Quantcast
Prosthetic Head, CC BY-SA 4.0 <https://creativecommons.org/licenses/by-sa/4.0>, via Wikimedia Commons

British-U.S. team evaluates computational methods vs. fragment screening for drug discovery

Designing new drugs that can target specific diseases is a challenging but crucial task for preventing and treating human diseases.


Marjorie Hecht
Jun 20, 2022

Designing new drugs is a challenging but crucial task for preventing and treating human diseases.

The basic method is to search for molecules that will activate or deactivate a biological molecule (e.g. a protein) by binding to it and thereby provide benefit to the patient. An important technique in the drug discovery process is fragment screening, where molecules with low molecular weight are tested to see how they bind to proteins.

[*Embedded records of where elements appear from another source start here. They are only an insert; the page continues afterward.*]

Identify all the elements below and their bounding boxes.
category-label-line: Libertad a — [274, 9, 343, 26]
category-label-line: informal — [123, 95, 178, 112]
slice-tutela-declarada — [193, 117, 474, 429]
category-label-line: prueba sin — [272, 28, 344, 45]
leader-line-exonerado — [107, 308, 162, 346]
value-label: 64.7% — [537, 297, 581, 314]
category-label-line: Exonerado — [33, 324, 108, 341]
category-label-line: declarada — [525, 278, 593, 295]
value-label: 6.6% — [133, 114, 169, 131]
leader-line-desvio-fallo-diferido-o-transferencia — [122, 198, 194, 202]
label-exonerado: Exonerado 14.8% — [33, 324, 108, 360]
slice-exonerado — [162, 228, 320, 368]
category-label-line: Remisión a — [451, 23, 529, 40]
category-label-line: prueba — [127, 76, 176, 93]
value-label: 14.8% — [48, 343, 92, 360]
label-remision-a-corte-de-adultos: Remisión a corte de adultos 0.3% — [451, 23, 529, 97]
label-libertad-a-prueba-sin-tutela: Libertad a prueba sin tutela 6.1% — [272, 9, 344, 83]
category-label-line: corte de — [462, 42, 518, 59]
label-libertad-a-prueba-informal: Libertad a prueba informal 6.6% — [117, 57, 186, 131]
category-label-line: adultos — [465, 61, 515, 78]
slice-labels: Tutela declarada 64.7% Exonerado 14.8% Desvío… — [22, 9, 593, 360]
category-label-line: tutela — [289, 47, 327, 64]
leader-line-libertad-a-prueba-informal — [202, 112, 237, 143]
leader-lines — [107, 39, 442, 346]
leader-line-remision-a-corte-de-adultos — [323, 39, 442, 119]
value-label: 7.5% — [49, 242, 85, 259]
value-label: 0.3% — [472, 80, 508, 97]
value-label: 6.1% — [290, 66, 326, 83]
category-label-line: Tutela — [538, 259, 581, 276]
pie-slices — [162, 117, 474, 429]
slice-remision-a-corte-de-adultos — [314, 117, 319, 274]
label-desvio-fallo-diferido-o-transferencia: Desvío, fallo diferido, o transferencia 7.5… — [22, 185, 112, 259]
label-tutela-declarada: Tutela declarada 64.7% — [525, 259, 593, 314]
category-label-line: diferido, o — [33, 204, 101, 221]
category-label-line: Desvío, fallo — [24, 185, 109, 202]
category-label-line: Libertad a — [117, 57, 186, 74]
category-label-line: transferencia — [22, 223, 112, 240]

This process needs to be high throughput in order to provide the largest possible number of molecular candidates for further testing and development. ITC, SPR, and NMR are all great biophysical techniques that have been used historically for fragment screening, but they are not high-throughput. X-ray crystallography remains the leading approach in the field but it still suffers from a number of issues.

Due to problems with physical techniques, computational modeling has become essential for the whole drug discovery pipeline. 

Now a team of researchers from the United States and the United Kingdom has devised and carried out an evaluation on the use of computational methods. Their work appears in the Journal of Computer-Aided Molecular Design, April 15.

The computational challenge

The Statistical Assessment of Proteins and Ligands, known as SAMPL is an international collaboration in which industrial or academic participants use computational trials to predict the results of experiments in a fully blinded fashion. In this way there can be an objective assessment of the efficacy of computational vs. physical fragment screening methods. The SAMPL participants have been evaluating many physical and chemical properties involved in drug design since 2008.

This is the first SAMPL challenge in which the research team performed fragment screening for a particular protein called PHIP (human pleckstrin homology domain interacting protein) and used their results to evaluate computational methods. The researchers used crystallographic fragment screening to look for binding sites.

PHIP2 is known to be involved with the insulin signaling pathway and other functions, and is potentially involved in causing tumors. The researchers found "52 different fragments bound across four distinct sites, 47 of which were bound to the pharmacologically relevant acetylated lysine [Kac] binding site."

They then set up a three-stage SAMPL challenge for participants around the world to use computational methods to predict the results of the team's screening experiments. This challenge is known as SAMPL7.

In Stage 1 of the challenge, the researchers gave participants one month to categorize binders from non-binders using computational analysis. Laboratories in China, Japan, Spain, and the United Kingdom participated.

Stage 2 followed up the first stage, and involved prediction of binding poses for the known binders. Stage 3 involved "suggestions of follow-up molecules that might improve affinity." This last stage, they note, was interrupted by the COVID-19 pandemic because funds had to be diverted.

Challenge results

The results of SAMPL7 demonstrated that for these types of fragment screening computational methods still have a ways to go.

The researchers report computational methods are "better suited for larger, drug-like molecules and there is a general lack of prospective and validation/evaluation in fragment space."

"All stages of this SAMPL edition were clearly challenging," the researchers write. They note some of the factors that may have accounted for the "relatively poor performance" of the computational analyses, including the small number of submissions and the short time periods for the challenge. They also suggest areas for improvement in computational prediction, including more attention to water molecules and molecular dynamics.

------

H. Grosjean et al., SAMPL7 protein-ligand challenge: A community-wide evaluation of computational methods against fragment screening and pose-prediction, Journal of Computer-Aided Molecular Design, April 15, 2022.